Mas a reformulação não terminaria ali. O Banco Central já sinalizava que a partir de 17 de abril, um novo ciclo começaria. Esse período de transição se estenderia até o início de maio, quando o sistema sofreria mudanças ainda mais profundas. A partir de 2 de maio, novas consultas seriam abertas, e dessa vez, o agendamento de transferência desapareceria. O cidadão poderia solicitar o resgate dos recursos no momento exato da primeira consulta, eliminando a necessidade de esperar por um dia específico.

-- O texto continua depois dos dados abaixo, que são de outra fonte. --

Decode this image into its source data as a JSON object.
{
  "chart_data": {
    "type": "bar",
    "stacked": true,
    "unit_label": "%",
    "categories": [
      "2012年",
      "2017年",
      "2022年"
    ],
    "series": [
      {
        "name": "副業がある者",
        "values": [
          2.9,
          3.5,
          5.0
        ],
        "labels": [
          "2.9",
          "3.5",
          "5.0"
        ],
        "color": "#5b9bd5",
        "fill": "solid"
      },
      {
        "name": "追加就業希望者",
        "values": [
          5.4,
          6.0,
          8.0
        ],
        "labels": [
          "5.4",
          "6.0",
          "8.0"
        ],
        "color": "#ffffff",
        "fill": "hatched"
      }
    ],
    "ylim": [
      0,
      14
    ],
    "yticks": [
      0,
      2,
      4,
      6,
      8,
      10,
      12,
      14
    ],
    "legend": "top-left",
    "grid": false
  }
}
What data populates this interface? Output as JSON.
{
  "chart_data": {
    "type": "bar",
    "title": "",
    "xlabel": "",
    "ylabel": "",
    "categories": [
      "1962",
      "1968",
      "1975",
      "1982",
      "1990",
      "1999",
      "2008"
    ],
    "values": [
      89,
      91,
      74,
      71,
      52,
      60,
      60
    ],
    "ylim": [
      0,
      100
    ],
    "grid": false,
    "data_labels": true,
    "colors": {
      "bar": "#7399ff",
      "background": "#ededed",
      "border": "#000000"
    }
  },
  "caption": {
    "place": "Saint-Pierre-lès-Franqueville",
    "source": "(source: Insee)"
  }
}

Nessa segunda fase, o escopo do que seria liberado também se ampliaria. Além dos valores já resgatados, o sistema passaria a incluir saldos disponíveis de contas-correntes ou poupanças encerradas, tarifas e parcelas cobradas indevidamente em operações de crédito, cotas de capital de cooperativas de crédito e recursos não procurados de grupos de consórcio encerrados. O Banco Central recomendava que mesmo quem já havia resgatado dinheiro anteriormente consultasse novamente o sistema, pois os dados seriam atualizados e poderiam surgir novos valores a receber.
A sequência de mudanças refletia a complexidade de um sistema que precisava processar milhões de transações mantendo a ordem e a segurança. Cada reformulação buscava tornar o acesso mais simples, menos burocrático, mais próximo do cidadão. O que começou como um calendário rígido com horários específicos evoluía para um modelo que oferecia flexibilidade — um dia inteiro para sacar, sábados de repescagem, e em breve, resgate imediato sem agendamento prévio.
Citações Notáveis
O cidadão poderá pedir o resgate dos recursos no momento da primeira consulta— Banco Central, sobre as mudanças que valem a partir de maio
Mesmo quem já resgatou seus recursos e quem não tinha valores a receber na primeira etapa deve consultar novamente o sistema, pois os dados serão atualizados e pode haver recurso novo— Banco Central
A Conversa do Hearth Outra perspectiva sobre a história
Por que o Banco Central decidiu mudar justamente agora? O sistema anterior não funcionava?
Funcionava, mas de forma muito restritiva. As pessoas tinham apenas um horário específico em um dia marcado. Com quase 3 milhões de pessoas tentando acessar seus valores, isso criava gargalos. A mudança reconhece essa realidade.
E essa história de reformular novamente em abril — por que não esperar e fazer tudo de uma vez?
Porque há dois tipos de dinheiro esquecido. O primeiro ciclo, que termina em abril, é para valores mais simples — contas encerradas, saldos antigos. Em maio, o sistema abre para casos mais complexos, como tarifas cobradas indevidamente. Precisam de tempo para validar cada categoria.
Alguém que já sacou dinheiro em março precisa voltar em maio?
Não é obrigação, mas o Banco Central recomenda. Os dados serão atualizados, e é possível que apareçam novos valores — talvez uma tarifa que foi devolvida, ou um saldo que não estava no sistema antes.
E o Pix — por que tantas pessoas escolheram isso?
É instantâneo, seguro e não exige ir a uma agência. Mais de 2,5 milhões de pessoas físicas usaram Pix. É a forma mais moderna de receber dinheiro no Brasil agora.
Qual é o risco aqui? Alguém pode perder acesso ao seu dinheiro?
Tecnicamente não. Há sábados de repescagem em abril para quem perder a data. E em maio, o sistema muda para resgate imediato — sem agendamento, sem prazo. O dinheiro fica disponível enquanto o Banco Central não o devolva.